While the museum itself was never built, it gave rise to his famous structure 'The Gates of Hell' which remained unfinished even after his death.

The Gates of Hell were inspired by Dante's Divine Comedy and would prove to be a constant obsession in his life. His initial vision for the gate continued to evolve.

The constant changes soon came to represent the evolution of Rodin's inspiration, and some referred to it as 'the diary of his sculpted life'.

In fact two of his most famous pieces, 'The Kiss' and 'The Thinker' were initially meant to be small figures to sit on the monumental gates.

Stages of production
Over the years, his skill and reputation continued to grow.

What first began through a drawing, with attention paid to the small details of what he observed, was often the first stage in the process of his creation.

Afterwards, his skills shone in recreation of such fine forms of bodies or facial expressions in a mound of clay.

His approach to creating was different from what most artists had learned from the Ecole des Beaux Arts, mainly because of the training he had received as a craftsman.

He worked with highly trained plaster casters, carvers and founders as well as studio assistants.

Together, they turned his original models into finished work.

Although he has been photographed with a chisel and hammer, he never carved in marble or other stone.

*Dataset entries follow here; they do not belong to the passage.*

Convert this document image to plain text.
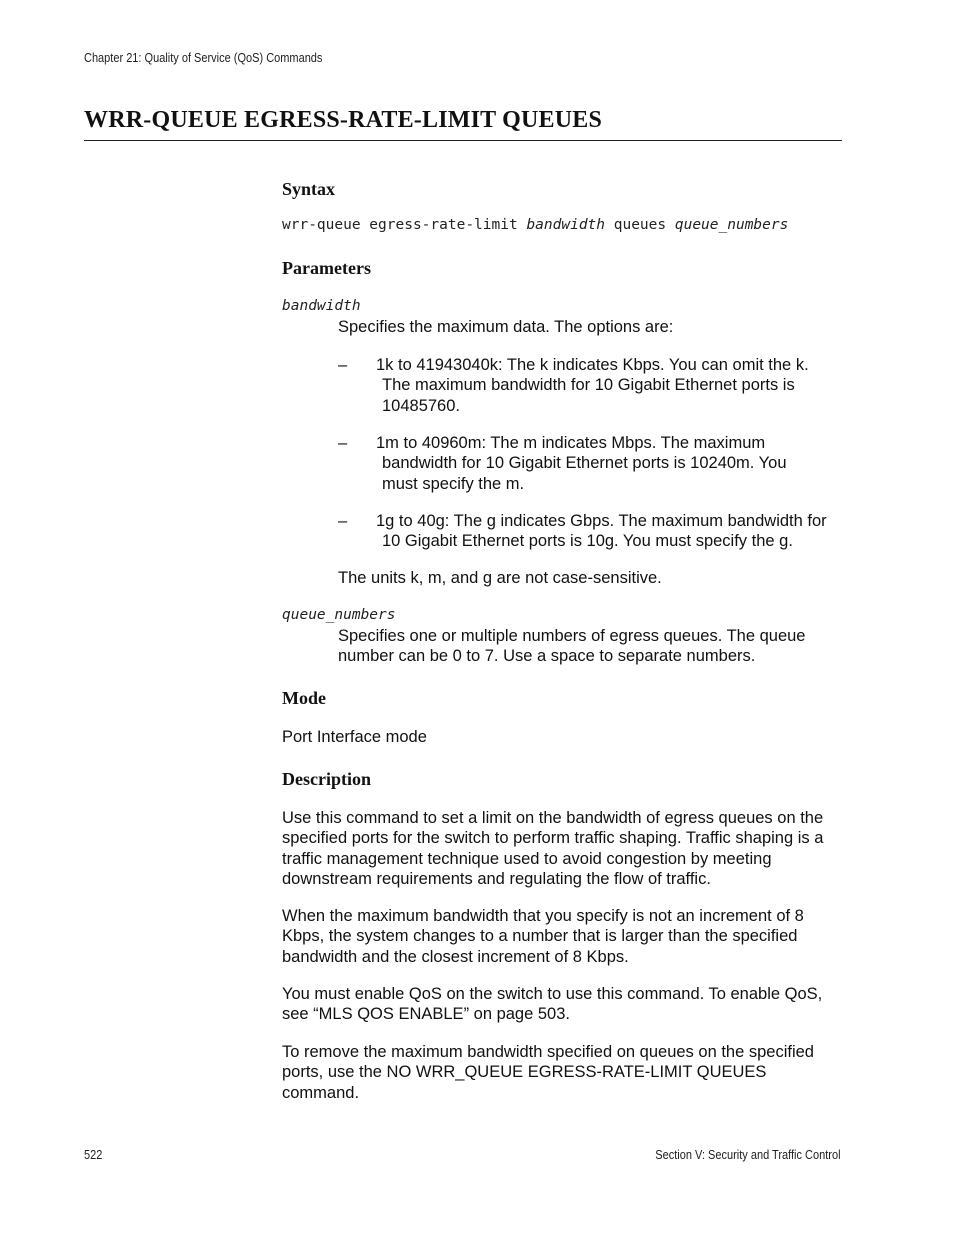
Chapter 21: Quality of Service (QoS) Commands
WRR-QUEUE EGRESS-RATE-LIMIT QUEUES
Syntax
wrr-queue egress-rate-limit bandwidth queues queue_numbers
Parameters
bandwidth

Specifies the maximum data. The options are:

– 1k to 41943040k: The k indicates Kbps. You can omit the k.
The maximum bandwidth for 10 Gigabit Ethernet ports is
10485760.
– 1m to 40960m: The m indicates Mbps. The maximum
bandwidth for 10 Gigabit Ethernet ports is 10240m. You
must specify the m.
– 1g to 40g: The g indicates Gbps. The maximum bandwidth for
10 Gigabit Ethernet ports is 10g. You must specify the g.

The units k, m, and g are not case-sensitive.

queue_numbers

Specifies one or multiple numbers of egress queues. The queue number can be 0 to 7. Use a space to separate numbers.

Mode

Port Interface mode

Description

Use this command to set a limit on the bandwidth of egress queues on the specified ports for the switch to perform traffic shaping. Traffic shaping is a traffic management technique used to avoid congestion by meeting downstream requirements and regulating the flow of traffic.

When the maximum bandwidth that you specify is not an increment of 8 Kbps, the system changes to a number that is larger than the specified bandwidth and the closest increment of 8 Kbps.

You must enable QoS on the switch to use this command. To enable QoS, see “MLS QOS ENABLE” on page 503.

To remove the maximum bandwidth specified on queues on the specified ports, use the NO WRR_QUEUE EGRESS-RATE-LIMIT QUEUES command.

522	Section V: Security and Traffic Control
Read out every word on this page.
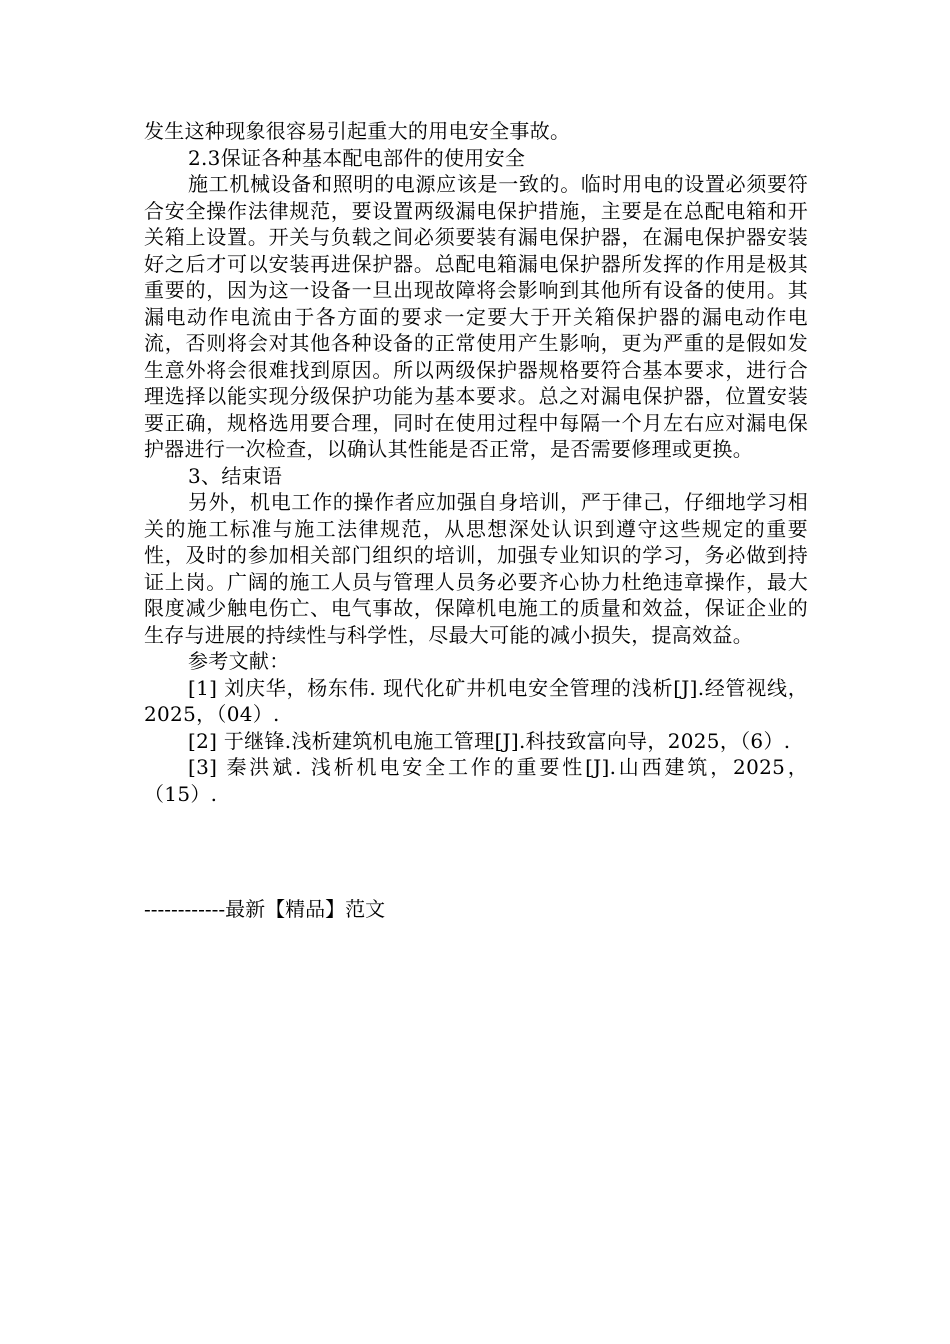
发生这种现象很容易引起重大的用电安全事故。

2.3保证各种基本配电部件的使用安全

施工机械设备和照明的电源应该是一致的。临时用电的设置必须要符合安全操作法律规范，要设置两级漏电保护措施，主要是在总配电箱和开关箱上设置。开关与负载之间必须要装有漏电保护器，在漏电保护器安装好之后才可以安装再进保护器。总配电箱漏电保护器所发挥的作用是极其重要的，因为这一设备一旦出现故障将会影响到其他所有设备的使用。其漏电动作电流由于各方面的要求一定要大于开关箱保护器的漏电动作电流，否则将会对其他各种设备的正常使用产生影响，更为严重的是假如发生意外将会很难找到原因。所以两级保护器规格要符合基本要求，进行合理选择以能实现分级保护功能为基本要求。总之对漏电保护器，位置安装要正确，规格选用要合理，同时在使用过程中每隔一个月左右应对漏电保护器进行一次检查，以确认其性能是否正常，是否需要修理或更换。

3、结束语

另外，机电工作的操作者应加强自身培训，严于律己，仔细地学习相关的施工标准与施工法律规范，从思想深处认识到遵守这些规定的重要性，及时的参加相关部门组织的培训，加强专业知识的学习，务必做到持证上岗。广阔的施工人员与管理人员务必要齐心协力杜绝违章操作，最大限度减少触电伤亡、电气事故，保障机电施工的质量和效益，保证企业的生存与进展的持续性与科学性，尽最大可能的减小损失，提高效益。

参考文献：

[1] 刘庆华，杨东伟. 现代化矿井机电安全管理的浅析[J].经管视线，2025，（04）.

[2] 于继锋.浅析建筑机电施工管理[J].科技致富向导，2025，（6）.

[3] 秦洪斌. 浅析机电安全工作的重要性[J].山西建筑，2025，（15）.

------------最新【精品】范文
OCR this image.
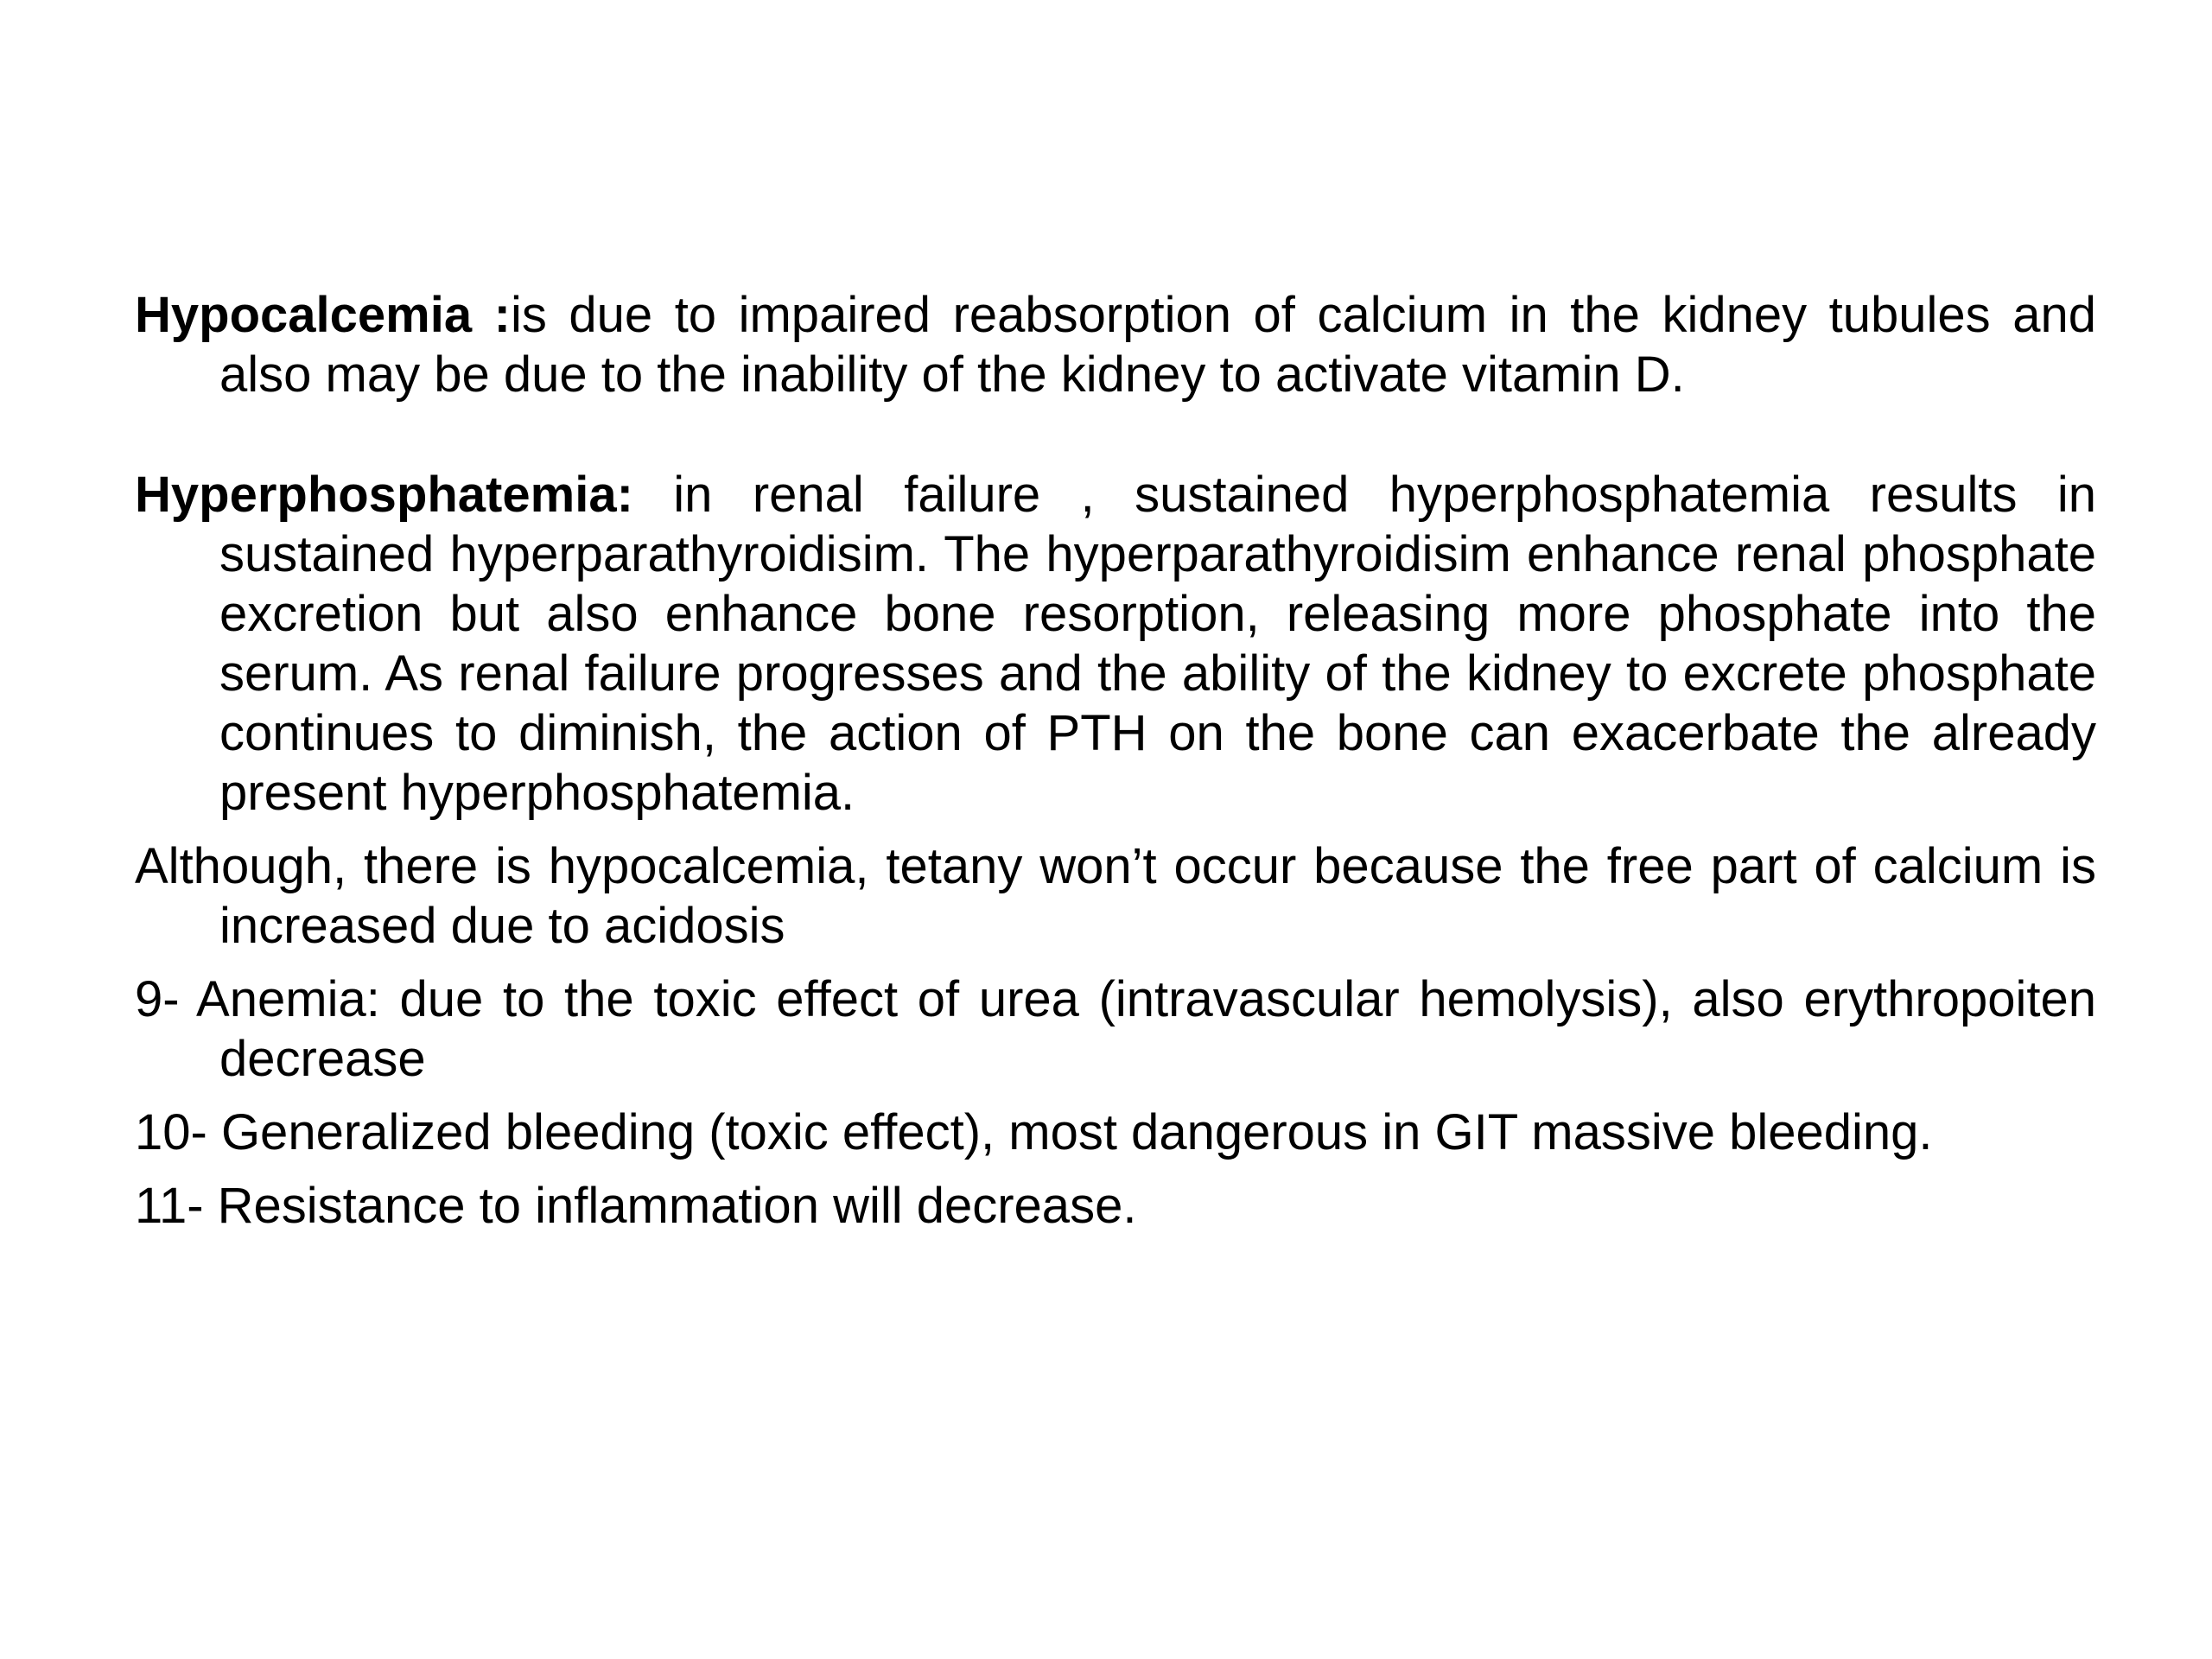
Hypocalcemia :is due to impaired reabsorption of calcium in the kidney tubules and also may be due to the inability of the kidney to activate vitamin D.

Hyperphosphatemia: in renal failure , sustained hyperphosphatemia results in sustained hyperparathyroidisim. The hyperparathyroidisim enhance renal phosphate excretion but also enhance bone resorption, releasing more phosphate into the serum. As renal failure progresses and the ability of the kidney to excrete phosphate continues to diminish, the action of PTH on the bone can exacerbate the already present hyperphosphatemia.

Although, there is hypocalcemia, tetany won’t occur because the free part of calcium is increased due to acidosis

9- Anemia: due to the toxic effect of urea (intravascular hemolysis), also erythropoiten decrease

10- Generalized bleeding (toxic effect), most dangerous in GIT massive bleeding.

11- Resistance to inflammation will decrease.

Rodin's skill lay in the modelling of clay and in drawing.

Controversy
While he didn't set out to shake-up the world of sculpture, Rodin had a knack for it.

One such controversy came from his sculpture of the famed French writer Honoré de Balzac who died in 1850.

To commemorate the author, Rodin was commissioned to create a portrait of Balzac.

He worked on this for six years, stripping the writer of his known elements such as his armchair or a book. What was left was something that evoked the author rather than resembled him.

It created such outrage that when it was unveiled in 1898 the commission was cancelled and it was never cast in bronze.

Women
Rodin was no stranger to charming women and through their admiration of his talents, attracted quite a few artists, dancers, actresses and even aristocrats to his studio.

The most significant of these women was Camille Claudel, who came to work for Rodin as one of his assistants in 1883 at the age of 18.

She soon discovered her own talent for sculpture and, after growing weary of Rodin's alleged efforts to thwart her progress, ended the relationship, and destroyed much of her own work. She died, decades later, in a mental hospital.